Na sequência do manifesto “Pela
Escola Pública” assinado por vários blogues, decidiu-se que todos os meses se
debateria um assunto comum lançado a partir do blogue ComRegras. Este mês, o
tema é "as férias escolares".
A questão é recorrente, e
naturalmente, sazonal, não há aulas e agora? Como mais um contributo para o
debate, umas histórias perdidas num tempo, aparentemente, sem retorno.
Neste tempo de férias coloca-se o
habitual problema das famílias com gaiatos pequenos, onde deixá-los, tema que
ainda hoje veio à baila numa conversa.
Como sabemos, esta questão é
relativamente recente e, ainda que em generalização, afecta sobretudo as
famílias de áreas mais urbanas. É também nestas zonas que privilegiadamente tem
vindo a emergir uma oferta de actividades, equipamentos e espaços
sofisticadíssimos, com designações curiosas que, para além de ocupar as
crianças, ainda se propõem contribuir para que os miúdos acedam a níveis
extraordinários de desenvolvimento e competência nas mais variadas áreas, pois
os miúdos de hoje têm de ser fantásticos e excelentes em tudo.
Quando eu era gaiato, antes do
desenvolvimento ter tapado as quintas com prédios deixando como espaço livre o
alcatrão, a oferta para os miúdos era basicamente constituída pelo mais
acessível e barato dos equipamentos, a rua. Como os estilos de vida ainda tão
tinham alimentado a insegurança, quando não havia escola, claro, estávamos na
rua.
As actividades não eram muito
sofisticadas nem fantásticas, não ficávamos assim muito excelentes, mas
divertíamo-nos a sério, com calor, com frio, com chuva, mesmo à noite, nas
férias. É verdade que alguns dos meus companheiros ainda foram “homens que
nunca foram meninos” como lhes chamou Soeiro Pereira Gomes, desde muito cedo
fizeram-se ao trabalho.
Mas ainda arranjávamos tempo para brincar,
naquela época o tempo era mais barato e havia mais.

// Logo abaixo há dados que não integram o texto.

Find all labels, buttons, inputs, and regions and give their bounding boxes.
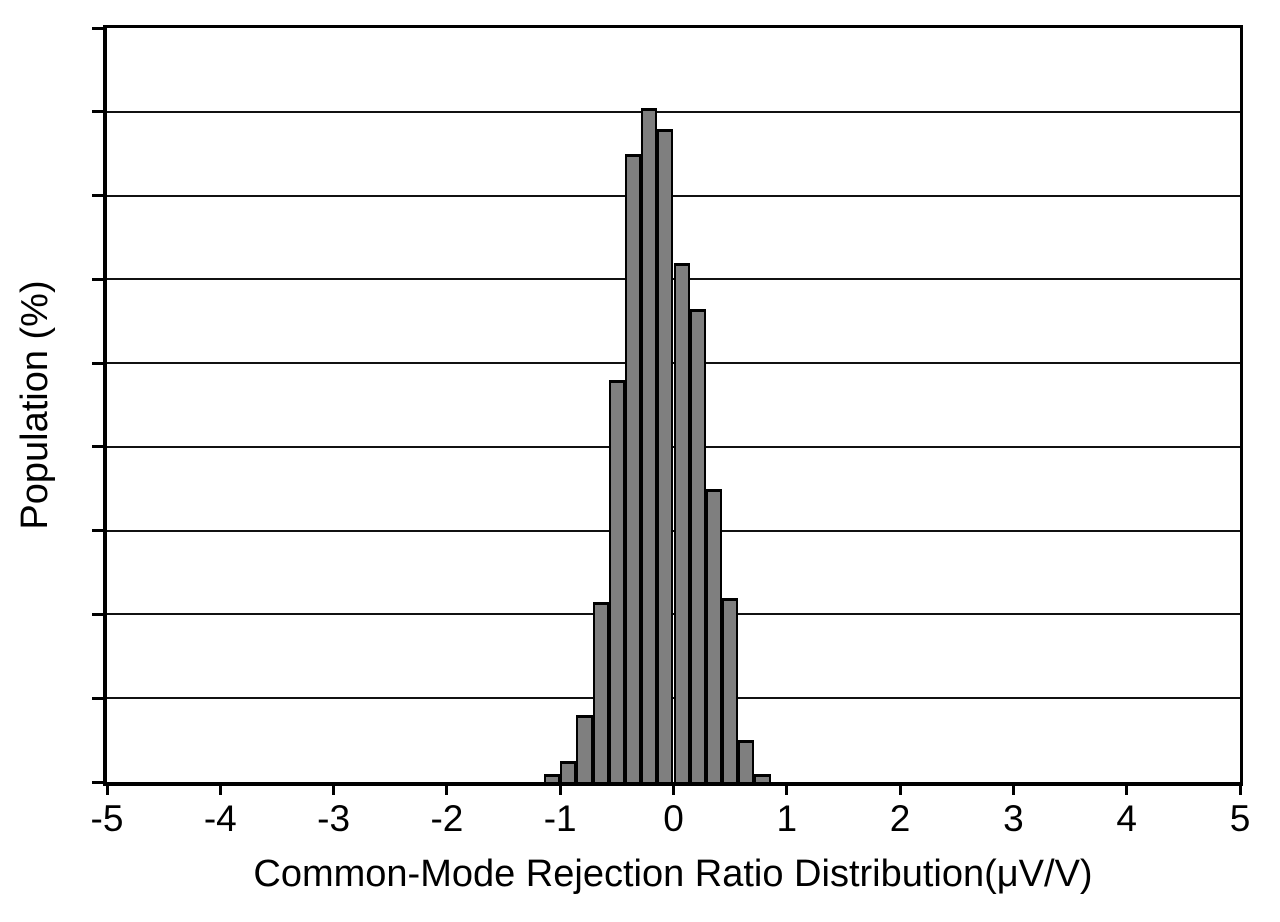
y-axis-tick <box>92 361 104 365</box>
x-axis-tick <box>1011 782 1015 795</box>
histogram-bar <box>641 107 658 782</box>
x-axis-tick-label: -2 <box>430 798 464 839</box>
x-axis-label: Common-Mode Rejection Ratio Distribution… <box>253 853 1093 895</box>
y-axis-tick <box>92 529 104 533</box>
histogram-bar <box>624 153 642 782</box>
y-axis-tick <box>92 696 104 700</box>
x-axis-tick <box>1125 782 1129 795</box>
x-axis-tick-label: -5 <box>90 798 124 839</box>
histogram-bar <box>576 714 593 782</box>
y-axis-tick <box>92 110 104 114</box>
histogram-bar <box>608 379 625 782</box>
histogram-bar <box>705 488 723 782</box>
histogram-bar <box>754 773 771 782</box>
x-axis-tick-label: -3 <box>317 798 351 839</box>
histogram-bar <box>673 262 690 782</box>
histogram-bar <box>592 601 609 782</box>
histogram-bar <box>738 740 755 782</box>
gridline <box>107 194 1240 197</box>
y-axis-label: Population (%) <box>14 280 56 530</box>
histogram-bar <box>657 128 674 782</box>
x-axis-tick-label: -4 <box>203 798 237 839</box>
x-axis-tick <box>105 782 109 795</box>
x-axis-tick <box>785 782 789 795</box>
y-axis-tick <box>92 612 104 616</box>
y-axis-tick <box>92 277 104 281</box>
y-axis-tick <box>92 26 104 30</box>
x-axis-tick <box>332 782 336 795</box>
x-axis-tick <box>218 782 222 795</box>
x-axis-tick-label: 5 <box>1229 798 1251 839</box>
x-axis-tick-label: 2 <box>889 798 911 839</box>
histogram-bar <box>560 761 577 782</box>
x-axis-tick <box>672 782 675 795</box>
x-axis-tick <box>1238 782 1242 795</box>
y-axis-tick <box>92 445 104 449</box>
y-axis-tick <box>92 780 104 784</box>
histogram-bar <box>689 308 706 782</box>
x-axis-tick <box>898 782 902 795</box>
x-axis-tick-label: -1 <box>543 798 577 839</box>
x-axis-tick <box>558 782 562 795</box>
x-axis-tick <box>445 782 449 795</box>
histogram-bar <box>722 597 739 782</box>
y-axis-tick <box>92 194 104 198</box>
x-axis-tick-label: 1 <box>776 798 798 839</box>
gridline <box>107 110 1240 113</box>
x-axis-tick-label: 3 <box>1003 798 1024 839</box>
plot-area: -5 -4 -3 -2 -1 0 1 2 3 4 5 <box>91 25 1250 839</box>
x-axis-tick-label: 0 <box>663 798 684 839</box>
x-axis-tick-label: 4 <box>1116 798 1137 839</box>
histogram-bar <box>543 773 561 782</box>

Nessa altura os miúdos ainda
podiam apanhar chuva e mexer na terra, não conhecíamos as ameaçadoras
bactérias, os nossos pais também ainda não excelentes e fantásticos.
Muitas das actividades eram, por
assim dizer, sazonais, mais próprias de umas alturas do ano que de outras.

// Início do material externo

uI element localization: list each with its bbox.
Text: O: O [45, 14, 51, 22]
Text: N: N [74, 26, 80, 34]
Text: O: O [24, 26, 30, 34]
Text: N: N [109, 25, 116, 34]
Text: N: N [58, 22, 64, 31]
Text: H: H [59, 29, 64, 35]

Algumas delas, já aqui falei, dariam vontade de rir aos miúdos de hoje mas eram
o máximo, a sério.
Andar horas de arco e gancheta em
exibição ou competição, realizar intermináveis jogos de futebol, muda aos cinco
acaba aos dez, com bolas de cautchu adquiridas através dos rebuçados, jogar
hóquei em patins, sem patins, com uma bola de matraquilhos roubada no café e
com talos de couve com a curva adequada a servir de stick, são alguns exemplos.

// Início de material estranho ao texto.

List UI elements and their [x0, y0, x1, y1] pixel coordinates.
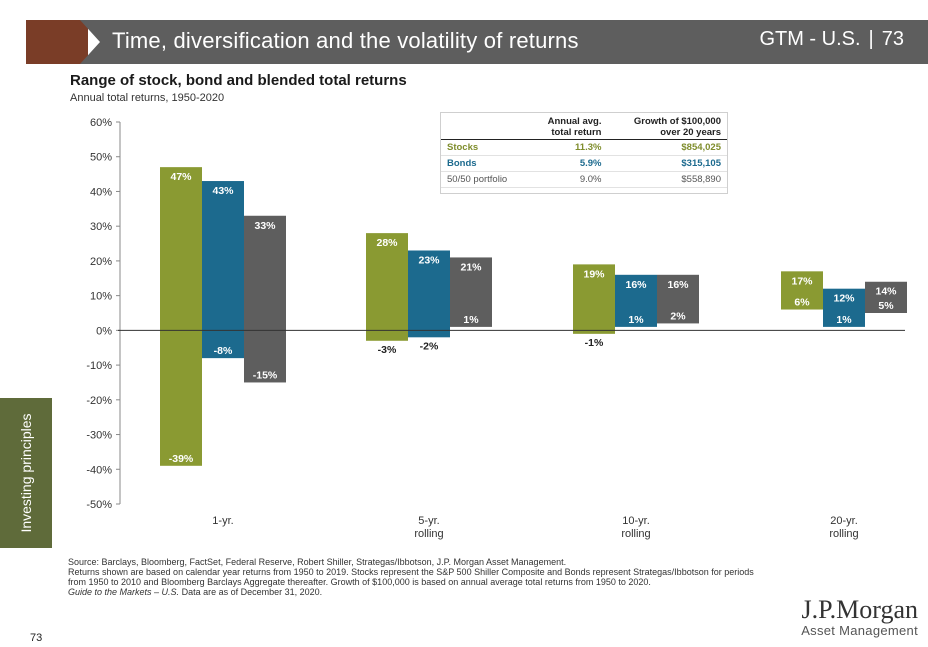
x-category-label: 5-yr. [418, 515, 439, 527]
bar-min-label: -1% [585, 337, 604, 349]
x-category-label: rolling [414, 528, 443, 540]
bar-stocks [366, 233, 408, 341]
table-cell-name: Stocks [447, 142, 479, 153]
gtm-tag: GTM - U.S. [759, 28, 861, 50]
x-category-label: 10-yr. [622, 515, 650, 527]
y-tick-label: -10% [86, 360, 112, 372]
y-tick-label: 50% [90, 152, 112, 164]
table-row: Stocks 11.3% $854,025 [441, 140, 727, 156]
header-bar [80, 20, 928, 64]
bar-min-label: -15% [253, 369, 278, 381]
y-tick-label: 30% [90, 221, 112, 233]
bar-max-label: 16% [667, 279, 689, 291]
bar-min-label: 1% [463, 314, 479, 326]
bar-max-label: 23% [418, 254, 440, 266]
header-separator: | [868, 28, 874, 50]
y-tick-label: 0% [96, 325, 112, 337]
table-row: 50/50 portfolio 9.0% $558,890 [441, 172, 727, 188]
y-tick-label: 60% [90, 117, 112, 129]
bar-50-50-portfolio [244, 215, 286, 383]
chart-subtitle: Annual total returns, 1950-2020 [70, 92, 225, 104]
logo-subtitle: Asset Management [801, 623, 918, 638]
x-category-label: rolling [829, 528, 858, 540]
source-footnote: Source: Barclays, Bloomberg, FactSet, Fe… [68, 557, 768, 597]
y-tick-label: 10% [90, 291, 112, 303]
footnote-source: Source: Barclays, Bloomberg, FactSet, Fe… [68, 557, 567, 567]
table-cell-avg: 11.3% [575, 142, 602, 153]
bar-50-50-portfolio [865, 281, 907, 313]
jpmorgan-logo: J.P.Morgan Asset Management [801, 595, 918, 639]
x-category-label: 1-yr. [212, 515, 233, 527]
bar-max-label: 47% [170, 171, 192, 183]
table-row: Bonds 5.9% $315,105 [441, 156, 727, 172]
y-tick-label: -50% [86, 499, 112, 511]
bar-min-label: -2% [420, 340, 439, 352]
bar-min-label: 1% [836, 314, 852, 326]
bar-50-50-portfolio [657, 274, 699, 324]
footnote-date-note: Data are as of December 31, 2020. [181, 587, 323, 597]
page-number: 73 [30, 632, 43, 644]
table-cell-name: Bonds [447, 158, 477, 169]
bar-min-label: 2% [670, 310, 686, 322]
slide-header: Time, diversification and the volatility… [0, 8, 928, 64]
bar-max-label: 17% [791, 275, 813, 287]
y-tick-label: -30% [86, 430, 112, 442]
bar-max-label: 19% [583, 268, 605, 280]
bar-max-label: 14% [875, 286, 897, 298]
footnote-guide: Guide to the Markets – U.S. [68, 587, 180, 597]
bar-stocks [781, 271, 823, 310]
y-tick-label: -20% [86, 395, 112, 407]
x-category-label: 20-yr. [830, 515, 858, 527]
side-tab: Investing principles [0, 398, 52, 548]
bar-min-label: 5% [878, 300, 894, 312]
bar-bonds [408, 250, 450, 338]
bar-min-label: -39% [169, 453, 194, 465]
footnote-date: Guide to the Markets – U.S. Data are as … [68, 587, 768, 597]
bar-min-label: 6% [794, 297, 810, 309]
bar-max-label: 33% [254, 220, 276, 232]
table-cell-avg: 9.0% [579, 174, 602, 185]
x-category-label: rolling [621, 528, 650, 540]
table-cell-growth: $558,890 [681, 174, 721, 185]
header-page-number: 73 [881, 28, 904, 50]
bar-stocks [160, 167, 202, 466]
table-header-growth: Growth of $100,000 over 20 years [607, 115, 727, 140]
y-tick-label: -40% [86, 464, 112, 476]
bar-min-label: -8% [214, 345, 233, 357]
bar-max-label: 43% [212, 185, 234, 197]
table-cell-avg: 5.9% [579, 158, 602, 169]
header-page-ref: GTM - U.S. | 73 [759, 28, 904, 51]
table-cell-name: 50/50 portfolio [447, 174, 508, 185]
bar-max-label: 21% [460, 261, 482, 273]
bar-min-label: -3% [378, 344, 397, 356]
bar-50-50-portfolio [450, 257, 492, 327]
table-cell-growth: $315,105 [681, 158, 721, 169]
bar-bonds [823, 288, 865, 327]
slide-title: Time, diversification and the volatility… [112, 28, 579, 53]
bar-max-label: 12% [833, 293, 855, 305]
table-cell-growth: $854,025 [681, 142, 721, 153]
table-header-blank [441, 115, 529, 140]
y-tick-label: 40% [90, 186, 112, 198]
bar-min-label: 1% [628, 314, 644, 326]
header-accent-block [26, 20, 88, 64]
returns-summary-table: Annual avg. total return Growth of $100,0… [440, 112, 728, 194]
bar-max-label: 16% [625, 279, 647, 291]
bar-max-label: 28% [376, 237, 398, 249]
y-tick-label: 20% [90, 256, 112, 268]
footnote-methodology: Returns shown are based on calendar year… [68, 567, 754, 587]
logo-wordmark: J.P.Morgan [801, 595, 918, 624]
bar-stocks [573, 264, 615, 334]
bar-bonds [202, 181, 244, 359]
bar-bonds [615, 274, 657, 327]
table-header-avg-return: Annual avg. total return [528, 115, 608, 140]
chart-title: Range of stock, bond and blended total r… [70, 72, 407, 89]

Fazer tiro ao arco com arcos
feitos a partir das varetas de guarda-chuvas velhos, passar horas nas diversas
variantes dos jogos com berlindes, exercitar a corrida com o jogo da rolha, do
lenço à barra, ou do toca e foge, experimentar a estratégia no jogar às
escondidas ou a perícia nas corridas de caricas, eram outras das muitas coisas
que fazíamos nos nossos tempos livres.
Nesse tempo havia tempo livre, os
miúdos hoje quase não têm. Mas são fantásticos e excelentes.
Às vezes não. E se com a necessária precaução devolvêssemos os miúdos à rua?